The example in this section assumes that WebObjects is installed on the computer hosting your Web server and on two other computers.
- <WebServerHost> hosts the Web server and one instance of HelloWorld.
- <FirstHost> hosts two instances of HelloWorld.
- <SecondHost> hosts one instance of HelloWorld and one instance of CyberWind.
The following instructions show you how to use Terminal.app's command window to start up the WebObjects applications, modify the WebObjects.conf configuration file, and test the results.
- From <FirstHost>, in a command window, change directories to <NeXT_Root>/NextLibrary/WebObjects/Executables and start the two HelloWorld applications by entering
./DefaultApp -p 3000 -n 1 Examples/HelloWorld
./DefaultApp -p 4000 -n 2 Examples/HelloWorld
- From <SecondHost>, in a command window, change directories to <NeXT_Root>/NextLibrary/WebObjects/Executables and start HelloWorld and CyberWind by entering
./DefaultApp -p 3000 -n 1 Examples/HelloWorld
./DefaultApp -p 4000 -n 1 CyberWind
- From <ServerHost>, in a command window, change directories to <NeXT_Root>/NextLibrary/WebObjects/Executables and start HelloWorld by entering
./DefaultApp -p 5000 -n 33 Examples/HelloWorld
- On <ServerHost>, edit the file WebObjects.conf in your Web server's cgi-bin directory to look like this
Examples/HelloWorld:1@<myHost> 3000
Examples/HelloWorld:2@<myHost> 4000
Examples/HelloWorld:1@<mySecondHost> 3000
CyberWind:1@<mySecondHost> 4000
Examples/HelloWorld:33@<myServerHost> 5000
- Using the same URL as before, try contacting your application
http://<ServerHost>/cgi-bin/WebObjects/Examples/HelloWorld
The WebObjects Adaptor will pick one of the four HelloWorld applications it knows about and try to contact it. If the application is busy serving someone else, the WebObjects Adaptor will wait. If the application died or was not started, the WebObjects Adaptor will fail the request and return its standard error message.

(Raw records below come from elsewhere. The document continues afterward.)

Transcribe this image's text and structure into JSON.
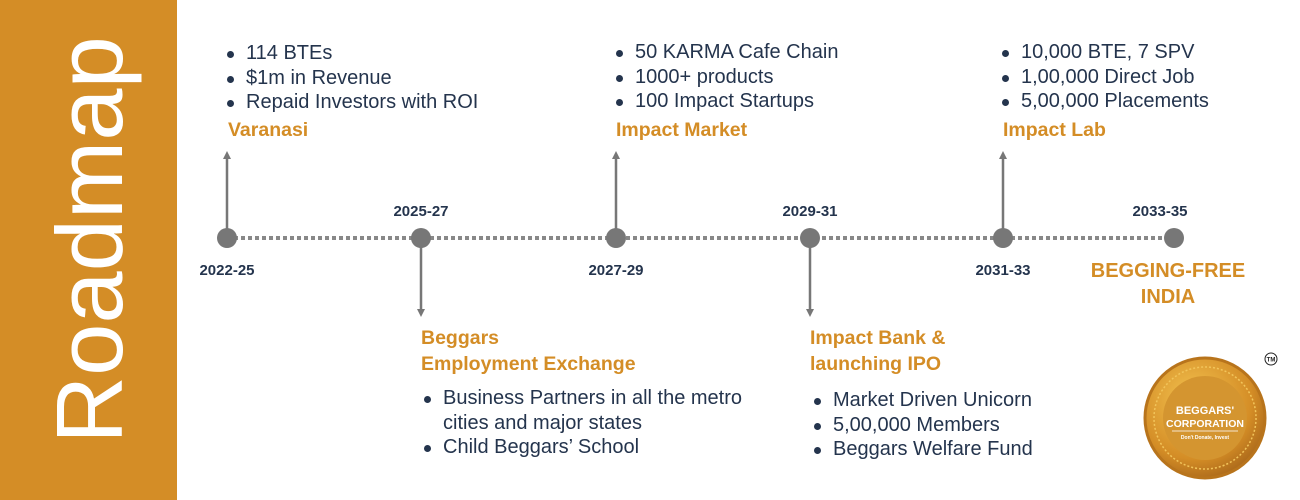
{
  "sidebar": {
    "title": "Roadmap",
    "color": "#d48d26"
  },
  "milestones": [
    {
      "period": "2022-25",
      "heading": "Varanasi",
      "items": [
        "114 BTEs",
        "$1m in Revenue",
        "Repaid Investors with ROI"
      ],
      "direction": "up"
    },
    {
      "period": "2025-27",
      "heading": "Beggars Employment Exchange",
      "heading_lines": [
        "Beggars",
        "Employment Exchange"
      ],
      "items": [
        "Business Partners in all the metro cities and major states",
        "Child Beggars’ School"
      ],
      "direction": "down"
    },
    {
      "period": "2027-29",
      "heading": "Impact Market",
      "items": [
        "50 KARMA Cafe Chain",
        "1000+ products",
        "100 Impact Startups"
      ],
      "direction": "up"
    },
    {
      "period": "2029-31",
      "heading": "Impact Bank & launching IPO",
      "heading_lines": [
        "Impact Bank &",
        "launching IPO"
      ],
      "items": [
        "Market Driven Unicorn",
        "5,00,000 Members",
        "Beggars Welfare Fund"
      ],
      "direction": "down"
    },
    {
      "period": "2031-33",
      "heading": "Impact Lab",
      "items": [
        "10,000 BTE, 7 SPV",
        "1,00,000 Direct Job",
        "5,00,000 Placements"
      ],
      "direction": "up"
    },
    {
      "period": "2033-35",
      "goal_lines": [
        "BEGGING-FREE",
        "INDIA"
      ]
    }
  ],
  "logo": {
    "line1": "BEGGARS'",
    "line2": "CORPORATION",
    "tagline": "Don't Donate, Invest",
    "tm": "TM"
  }
}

If your WebObjects application carries state for the client between requests, the generated HTML pages will contain the complete path to return to the exact application that served the given client in his previous request, with links such as
http://<myServerHost>/cgi-bin/WebObjects/Examples/HelloWorld:33@<myServerHost>
and no load-balancing will be performed as long as the session lasts.

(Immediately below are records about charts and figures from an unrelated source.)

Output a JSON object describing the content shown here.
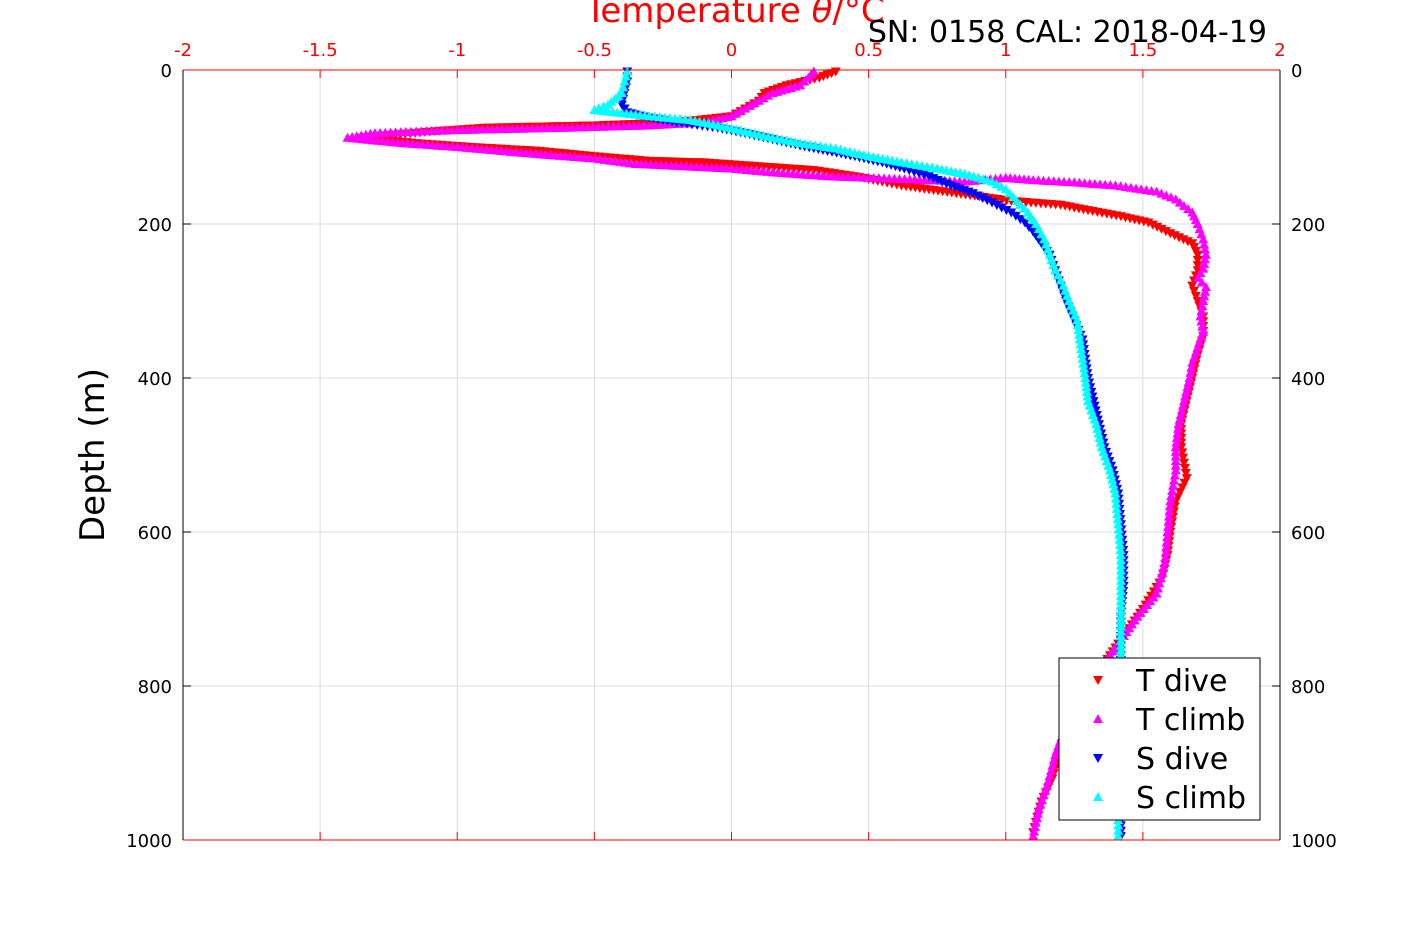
{
  "header": {
    "xtitle_prefix": "Temperature ",
    "xtitle_var": "θ",
    "xtitle_suffix": "/°C",
    "serial_cal": "SN: 0158  CAL: 2018-04-19"
  },
  "chart_data": {
    "type": "scatter",
    "title": "",
    "xlabel": "Temperature θ/°C",
    "ylabel": "Depth (m)",
    "xlim": [
      -2,
      2
    ],
    "ylim": [
      1000,
      0
    ],
    "y_reversed": true,
    "grid": true,
    "legend_position": "bottom-right",
    "x_ticks": [
      "-2",
      "-1.5",
      "-1",
      "-0.5",
      "0",
      "0.5",
      "1",
      "1.5",
      "2"
    ],
    "y_ticks": [
      "0",
      "200",
      "400",
      "600",
      "800",
      "1000"
    ],
    "colors": {
      "axis_top": "#ff0000",
      "t_dive": "#ff0000",
      "t_climb": "#ff00ff",
      "s_dive": "#0000ff",
      "s_climb": "#00ffff"
    },
    "series": [
      {
        "name": "T dive",
        "marker": "triangle-down",
        "color": "#ff0000",
        "points": [
          [
            0.38,
            2
          ],
          [
            0.32,
            10
          ],
          [
            0.2,
            20
          ],
          [
            0.12,
            30
          ],
          [
            0.1,
            40
          ],
          [
            0.05,
            50
          ],
          [
            0.0,
            60
          ],
          [
            -0.2,
            68
          ],
          [
            -0.5,
            72
          ],
          [
            -0.9,
            75
          ],
          [
            -1.1,
            80
          ],
          [
            -1.35,
            88
          ],
          [
            -1.15,
            95
          ],
          [
            -0.95,
            100
          ],
          [
            -0.7,
            105
          ],
          [
            -0.5,
            112
          ],
          [
            -0.3,
            118
          ],
          [
            -0.1,
            120
          ],
          [
            0.1,
            125
          ],
          [
            0.3,
            130
          ],
          [
            0.45,
            138
          ],
          [
            0.55,
            145
          ],
          [
            0.62,
            150
          ],
          [
            0.72,
            155
          ],
          [
            0.82,
            160
          ],
          [
            0.92,
            165
          ],
          [
            1.02,
            170
          ],
          [
            1.2,
            175
          ],
          [
            1.3,
            182
          ],
          [
            1.42,
            190
          ],
          [
            1.52,
            198
          ],
          [
            1.6,
            212
          ],
          [
            1.68,
            225
          ],
          [
            1.7,
            240
          ],
          [
            1.7,
            260
          ],
          [
            1.68,
            280
          ],
          [
            1.7,
            300
          ],
          [
            1.72,
            320
          ],
          [
            1.72,
            345
          ],
          [
            1.7,
            370
          ],
          [
            1.68,
            400
          ],
          [
            1.66,
            430
          ],
          [
            1.64,
            460
          ],
          [
            1.64,
            490
          ],
          [
            1.66,
            530
          ],
          [
            1.62,
            560
          ],
          [
            1.6,
            600
          ],
          [
            1.59,
            630
          ],
          [
            1.57,
            660
          ],
          [
            1.5,
            700
          ],
          [
            1.44,
            730
          ],
          [
            1.38,
            760
          ],
          [
            1.3,
            800
          ],
          [
            1.24,
            840
          ],
          [
            1.2,
            880
          ],
          [
            1.17,
            920
          ],
          [
            1.13,
            950
          ],
          [
            1.1,
            990
          ]
        ]
      },
      {
        "name": "T climb",
        "marker": "triangle-up",
        "color": "#ff00ff",
        "points": [
          [
            0.3,
            2
          ],
          [
            0.28,
            10
          ],
          [
            0.25,
            20
          ],
          [
            0.15,
            30
          ],
          [
            0.1,
            40
          ],
          [
            0.05,
            50
          ],
          [
            0.0,
            60
          ],
          [
            -0.1,
            68
          ],
          [
            -0.3,
            72
          ],
          [
            -0.6,
            75
          ],
          [
            -1.0,
            78
          ],
          [
            -1.3,
            82
          ],
          [
            -1.4,
            88
          ],
          [
            -1.2,
            95
          ],
          [
            -1.0,
            100
          ],
          [
            -0.75,
            108
          ],
          [
            -0.5,
            115
          ],
          [
            -0.35,
            122
          ],
          [
            0.0,
            128
          ],
          [
            0.15,
            133
          ],
          [
            0.35,
            138
          ],
          [
            0.65,
            142
          ],
          [
            0.85,
            145
          ],
          [
            1.0,
            140
          ],
          [
            1.1,
            143
          ],
          [
            1.25,
            146
          ],
          [
            1.4,
            150
          ],
          [
            1.55,
            158
          ],
          [
            1.62,
            168
          ],
          [
            1.68,
            185
          ],
          [
            1.7,
            200
          ],
          [
            1.72,
            220
          ],
          [
            1.73,
            240
          ],
          [
            1.72,
            258
          ],
          [
            1.7,
            270
          ],
          [
            1.73,
            282
          ],
          [
            1.72,
            300
          ],
          [
            1.71,
            320
          ],
          [
            1.72,
            340
          ],
          [
            1.7,
            360
          ],
          [
            1.68,
            380
          ],
          [
            1.67,
            400
          ],
          [
            1.65,
            430
          ],
          [
            1.63,
            460
          ],
          [
            1.62,
            490
          ],
          [
            1.62,
            520
          ],
          [
            1.6,
            560
          ],
          [
            1.59,
            600
          ],
          [
            1.58,
            640
          ],
          [
            1.55,
            680
          ],
          [
            1.48,
            710
          ],
          [
            1.42,
            740
          ],
          [
            1.36,
            770
          ],
          [
            1.28,
            810
          ],
          [
            1.22,
            850
          ],
          [
            1.18,
            890
          ],
          [
            1.15,
            930
          ],
          [
            1.12,
            960
          ],
          [
            1.1,
            995
          ]
        ]
      },
      {
        "name": "S dive",
        "marker": "triangle-down",
        "color": "#0000ff",
        "points": [
          [
            -0.38,
            2
          ],
          [
            -0.38,
            15
          ],
          [
            -0.39,
            30
          ],
          [
            -0.4,
            45
          ],
          [
            -0.38,
            55
          ],
          [
            -0.3,
            62
          ],
          [
            -0.2,
            68
          ],
          [
            -0.05,
            75
          ],
          [
            0.05,
            82
          ],
          [
            0.15,
            90
          ],
          [
            0.25,
            98
          ],
          [
            0.35,
            105
          ],
          [
            0.45,
            112
          ],
          [
            0.55,
            120
          ],
          [
            0.63,
            128
          ],
          [
            0.72,
            138
          ],
          [
            0.8,
            150
          ],
          [
            0.88,
            160
          ],
          [
            0.95,
            172
          ],
          [
            1.02,
            185
          ],
          [
            1.07,
            198
          ],
          [
            1.1,
            210
          ],
          [
            1.13,
            225
          ],
          [
            1.16,
            240
          ],
          [
            1.18,
            260
          ],
          [
            1.2,
            280
          ],
          [
            1.22,
            300
          ],
          [
            1.25,
            325
          ],
          [
            1.28,
            350
          ],
          [
            1.29,
            375
          ],
          [
            1.3,
            400
          ],
          [
            1.32,
            430
          ],
          [
            1.34,
            460
          ],
          [
            1.36,
            490
          ],
          [
            1.39,
            520
          ],
          [
            1.41,
            550
          ],
          [
            1.42,
            590
          ],
          [
            1.43,
            630
          ],
          [
            1.43,
            670
          ],
          [
            1.42,
            710
          ],
          [
            1.42,
            760
          ],
          [
            1.42,
            810
          ],
          [
            1.42,
            860
          ],
          [
            1.42,
            910
          ],
          [
            1.42,
            960
          ],
          [
            1.42,
            995
          ]
        ]
      },
      {
        "name": "S climb",
        "marker": "triangle-up",
        "color": "#00ffff",
        "points": [
          [
            -0.38,
            2
          ],
          [
            -0.39,
            15
          ],
          [
            -0.4,
            30
          ],
          [
            -0.45,
            45
          ],
          [
            -0.5,
            52
          ],
          [
            -0.4,
            56
          ],
          [
            -0.3,
            60
          ],
          [
            -0.15,
            65
          ],
          [
            -0.05,
            72
          ],
          [
            0.05,
            80
          ],
          [
            0.15,
            88
          ],
          [
            0.25,
            95
          ],
          [
            0.38,
            102
          ],
          [
            0.5,
            112
          ],
          [
            0.62,
            120
          ],
          [
            0.75,
            128
          ],
          [
            0.85,
            135
          ],
          [
            0.95,
            145
          ],
          [
            1.0,
            155
          ],
          [
            1.04,
            170
          ],
          [
            1.08,
            185
          ],
          [
            1.11,
            200
          ],
          [
            1.14,
            220
          ],
          [
            1.16,
            240
          ],
          [
            1.18,
            260
          ],
          [
            1.21,
            280
          ],
          [
            1.23,
            300
          ],
          [
            1.26,
            325
          ],
          [
            1.27,
            350
          ],
          [
            1.28,
            375
          ],
          [
            1.29,
            400
          ],
          [
            1.3,
            430
          ],
          [
            1.33,
            460
          ],
          [
            1.35,
            490
          ],
          [
            1.38,
            520
          ],
          [
            1.4,
            550
          ],
          [
            1.41,
            590
          ],
          [
            1.42,
            630
          ],
          [
            1.42,
            670
          ],
          [
            1.42,
            710
          ],
          [
            1.42,
            760
          ],
          [
            1.42,
            810
          ],
          [
            1.42,
            860
          ],
          [
            1.42,
            910
          ],
          [
            1.41,
            960
          ],
          [
            1.41,
            995
          ]
        ]
      }
    ]
  }
}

If your WebObjects application does not maintain state, the application will automatically return HTML pages with links such as
http://<myServerHost>/cgi-bin/WebObjects/Examples/HelloWorld
so that the WebObjects Adaptor can perform load balancing on subsequent requests, possibly contacting a different application.

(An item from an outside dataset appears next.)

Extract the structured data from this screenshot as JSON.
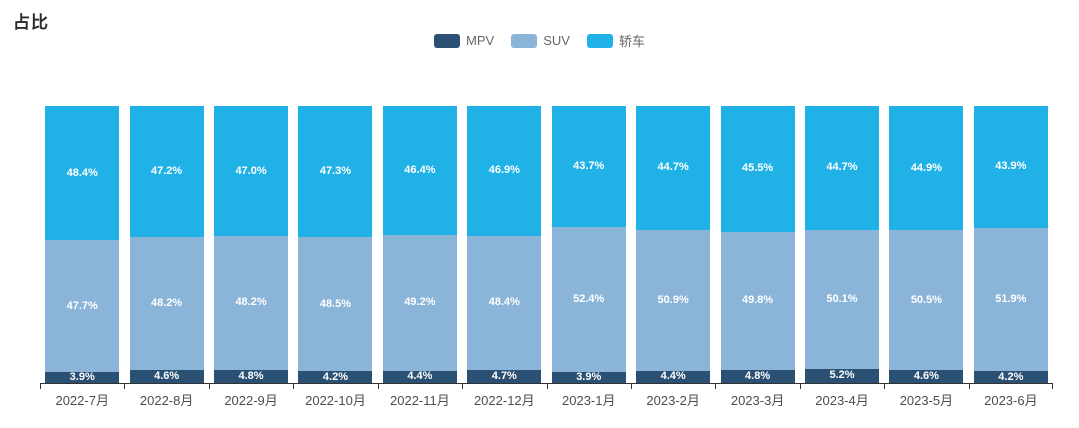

As there is a single instance of the application CyberWind, all requests for CyberWind will always go to this same application. If you experience too much traffic for this single instance, you can deploy it on other hosts as you did with HelloWorld.
The WebObjects Adaptor will contact both autostarted applications and load-balanced applications (started by hand) at all times, as long as they don't have the same names. When names conflict, the WebObjects Adaptor will pick load-balanced applications rather than any previously autostarted application.